In the early 1990s, my concert going luck turned around. My sister and I saw every show that came through Philadelphia, and as a result had a chance to rate the tours of many, many, long forgotten bands, including: Ziggy Marley, Gin Blossoms, Cracker, Ned's Atomic Dustbin, Stereo MCs, Belly, Matthew Sweet, The Posies, X, Velocity Girl, Screaming Trees, Soul Asylum, Spin Doctors, Smashing Pumpkins, George Clinton & the P.Funk All-Stars, The Breeders, A Tribe Called Quest, Nick Cave and the Bad Seeds, L7, Boredoms, Courtney Love, Lemonheads, The Mighty Mighty Bosstones, Midnight Oil, Grant Lee Buffalo. We also got to see some people who did find fame and success, including: INXS, Iggy Pop, The Rolling Stones, Bruce Springsteen, The Who, Eric Clapton, Elvis Costello, Tom Petty, Beastie Boys, and REM. We spent all of our extra money on concert tickets, and had a blast every time, even in the pouring rain.

These days, I don’t think I’d go to a concert unless it was in a bar or I was taken there by limo and deposited in a sky box with a bar included – I just feel like I’m too old and too disconnected. I also feel like I’m too poor. Although the WHFStival still seems to be a bargain, all of the geezers that I would go see are charging so much money that I can’t go just on principle. Why do they need so much money? I thought they were all off the drugs. Sadly the next concert I attend will probably be as a chaperone for my girls who want to go see some horrific boy band in six or seven years (wait a minute, note to self: make cool Aunt Kate or cool Aunt Erin take them). At least when they are older, I won’t feel too afraid to let them go to concerts on their own (although the HP will likely need sedation). I saw pretty much everything that can happen at a concert during my concert going days (well, no shootings) and while the media may emphasize the craziness, even the drunkest, most drugged out attendee is usually there for the music and unlikely to bother other people who came for the music too.

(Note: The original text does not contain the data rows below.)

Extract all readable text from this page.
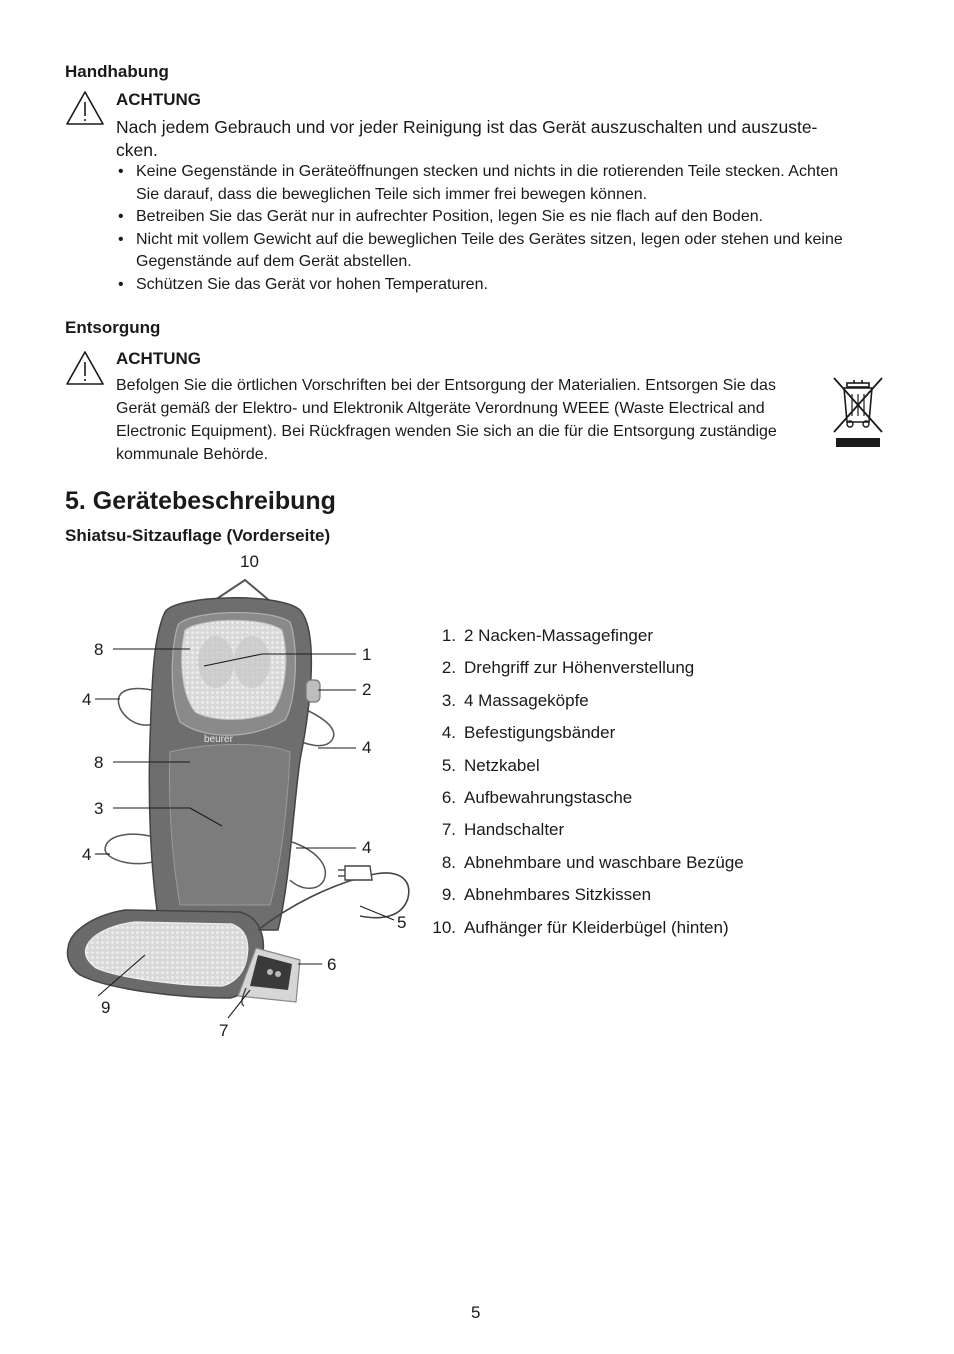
Handhabung
ACHTUNG
Nach jedem Gebrauch und vor jeder Reinigung ist das Gerät auszuschalten und auszuste-
cken.
• Keine Gegenstände in Geräteöffnungen stecken und nichts in die rotierenden Teile stecken. Achten
Sie darauf, dass die beweglichen Teile sich immer frei bewegen können.
• Betreiben Sie das Gerät nur in aufrechter Position, legen Sie es nie flach auf den Boden.
• Nicht mit vollem Gewicht auf die beweglichen Teile des Gerätes sitzen, legen oder stehen und keine
Gegenstände auf dem Gerät abstellen.
• Schützen Sie das Gerät vor hohen Temperaturen.
Entsorgung
ACHTUNG
Befolgen Sie die örtlichen Vorschriften bei der Entsorgung der Materialien. Entsorgen Sie das
Gerät gemäß der Elektro- und Elektronik Altgeräte Verordnung WEEE (Waste Electrical and
Electronic Equipment). Bei Rückfragen wenden Sie sich an die für die Entsorgung zuständige
kommunale Behörde.
5. Gerätebeschreibung
Shiatsu-Sitzauflage (Vorderseite)
beurer
10
8	1
4
2
8
4
3
4	4
5
6
9
7
1. 2 Nacken-Massagefinger
2. Drehgriff zur Höhenverstellung
3. 4 Massageköpfe
4. Befestigungsbänder
5. Netzkabel
6. Aufbewahrungstasche
7. Handschalter
8. Abnehmbare und waschbare Bezüge
9. Abnehmbares Sitzkissen
10. Aufhänger für Kleiderbügel (hinten)
5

Clearly my pop culture lapse happened at exactly the wrong time, when the world of MP3 players and IPods was just around the corner. I actually have an MP3 player and it is full of songs from the last century. I don’t know how I could ever catch up on the five years of music I missed. I continue to follow the bands I knew from my younger days, but all of the CDs that have come into my possession in the past five years (with the exception of Christmas music and children’s music) were purchased by the HP as gifts for me. Then again, my parents went with us to concerts (Bruce Springsteen, Eric Clapton) when they were in their 50s, and really enjoyed them (even more on the occasions that they had hearing protection). Maybe 20 years from now my kids will convince me to head out to the arenas once again.